Outperform the Competition
If you travel through major international airports like Heathrow, Narita, or O’Hare, you might have seen some of SAP’s “best-run” campaigns (like US Olympian Shaun White did). These ads illustrate SAP’s promise that “The Best-Run Businesses Run SAP.” This statement isn’t just marketing fluff; it’s a key part of the SAP brand and a promise that every aspect of our business strives to keep – whether it’s developing products to streamline efficiencies and provide analytical insight, or facilitating innovative ways to share knowledge across companies and continents.
We believe we can help every business achieve operational excellence, such as through the SAP BusinessObjects portfolio, so any company from a small business to large enterprises can easily access and analyze business intelligence to inform decisions. Alone, these tools enable companies to deliver to plan, identify opportunities to improve, and become best in their industry. Combined with the Operational Excellence and expertise in the SAP communities, companies can do even better by tapping into our wide network.

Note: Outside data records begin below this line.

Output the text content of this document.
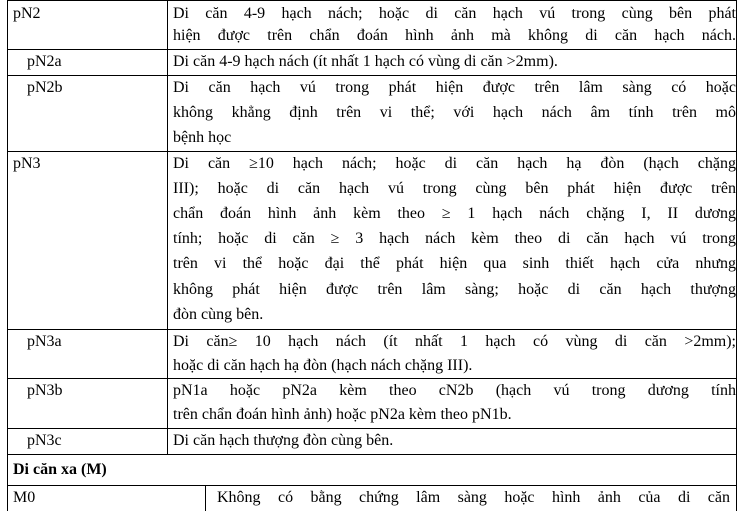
pN2	Di căn 4-9 hạch nách; hoặc di căn hạch vú trong cùng bên phát
hiện được trên chẩn đoán hình ảnh mà không di căn hạch nách.
pN2a	Di căn 4-9 hạch nách (ít nhất 1 hạch có vùng di căn >2mm).
pN2b	Di căn hạch vú trong phát hiện được trên lâm sàng có hoặc
không khẳng định trên vi thể; với hạch nách âm tính trên mô
bệnh học
pN3	Di căn ≥10 hạch nách; hoặc di căn hạch hạ đòn (hạch chặng
III); hoặc di căn hạch vú trong cùng bên phát hiện được trên
chẩn đoán hình ảnh kèm theo ≥ 1 hạch nách chặng I, II dương
tính; hoặc di căn ≥ 3 hạch nách kèm theo di căn hạch vú trong
trên vi thể hoặc đại thể phát hiện qua sinh thiết hạch cửa nhưng
không phát hiện được trên lâm sàng; hoặc di căn hạch thượng
đòn cùng bên.
pN3a	Di căn≥ 10 hạch nách (ít nhất 1 hạch có vùng di căn >2mm);
hoặc di căn hạch hạ đòn (hạch nách chặng III).
pN3b	pN1a hoặc pN2a kèm theo cN2b (hạch vú trong dương tính
trên chẩn đoán hình ảnh) hoặc pN2a kèm theo pN1b.
pN3c	Di căn hạch thượng đòn cùng bên.
Di căn xa (M)
M0	Không có bằng chứng lâm sàng hoặc hình ảnh của di căn
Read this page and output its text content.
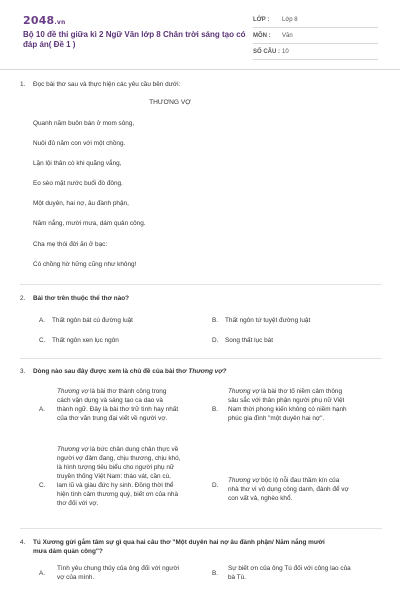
2048.vn
Bộ 10 đề thi giữa kì 2 Ngữ Văn lớp 8 Chân trời sáng tạo có đáp án( Đề 1 )
LỚP :	Lớp 8
MÔN :	Văn
SỐ CÂU : 10
1.	Đọc bài thơ sau và thực hiện các yêu cầu bên dưới:
THƯƠNG VỢ
Quanh năm buôn bán ở mom sông,
Nuôi đủ năm con với một chồng.
Lặn lội thân cò khi quãng vắng,
Eo sèo mặt nước buổi đò đông.
Một duyên, hai nợ, âu đành phận,
Năm nắng, mười mưa, dám quản công.
Cha mẹ thói đời ăn ở bạc:
Có chồng hờ hững cũng như không!
2.	Bài thơ trên thuộc thể thơ nào?
A. Thất ngôn bát cú đường luật	B. Thất ngôn tứ tuyệt đường luật
C. Thất ngôn xen lục ngôn	D. Song thất lục bát
3.	Dòng nào sau đây được xem là chủ đề của bài thơ Thương vợ?
A.
Thương vợ là bài thơ thành công trong
cách vận dụng và sáng tạo ca dao và
thành ngữ. Đây là bài thơ trữ tình hay nhất
của thơ văn trung đại viết về người vợ.
B.
Thương vợ là bài thơ tố niềm cảm thông
sâu sắc với thân phận người phụ nữ Việt
Nam thời phong kiến không có niềm hạnh
phúc gia đình "một duyên hai nợ".
C.
Thương vợ là bức chân dung chân thực về
người vợ đảm đang, chịu thương, chịu khó,
là hình tượng tiêu biểu cho người phụ nữ
truyền thống Việt Nam: tháo vát, cần cù,
lam lũ và giàu đức hy sinh. Đồng thời thể
hiện tình cảm thương quý, biết ơn của nhà
thơ đối với vợ.
D.
Thương vợ bộc lộ nỗi đau thầm kín của
nhà thơ vì vô dụng công danh, đành để vợ
con vất vả, nghèo khổ.
4.	Tú Xương gửi gắm tâm sự gì qua hai câu thơ "Một duyên hai nợ âu đành phận/ Năm nắng mười
mưa dám quản công"?
A.
Tình yêu chung thủy của ông đối với người
vợ của mình.
B.
Sự biết ơn của ông Tú đối với công lao của
bà Tú.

An aircraft carrier is designed to be self-contained, with every amenity required to house its crew (barbers, post office, its own zip code… even producing its own drinkable fresh water as it’s out at sea for months at a time) as well as the necessary requirements to run military operations for the 5000+ people on board. The SAP Community Network — SCN — on the other hand, is not designed to be stand-alone. By nature, it’s designed to have porous walls and blurred lines between SAP-created content, community-generated content, and interaction with third-party social media sites. We rely heavily on resources outside of SAP to help us nurture and grow the communities.
SAP’s mission is to deliver extraordinary business applications, platforms, related services, augmented by partner solutions, and much more in order to help our customers be “best-run” or operationally excellent, innovative, and market-leading. The strategy here is simple: If we can help our customers be wildly successful in their businesses, SAP will benefit as those customers grow, expand, evolve.
Though our end goals and tactics may differ, for the US Navy, for SAP, and for SAP customers and partners, operational excellence is a strategic competitive differentiator. Streamlined tools, clear responsibilities, extraordinary resources, flexible best-practice processes – they all help us perform quicker and better. And in order to outperform the competition, we need to be agile and be able to respond to changing conditions whether it’s a change in the business marketplace or a change in battle conditions. At SAP, one way we’re able to smoothly adapt – without entirely changing course – is through timeless software and the other themes you’ll hear at SAPPHIRE NOW.
I hope you’ll consider the parallels between extraordinary best-practice operations like those of the U.S. Navy (you might have another example) and your own company. And I hope to see you at SAPPHIRE in Orlando when we will all learn a lot more about operational excellence, being “best run,” and how SAP might be able to play a role in that journey.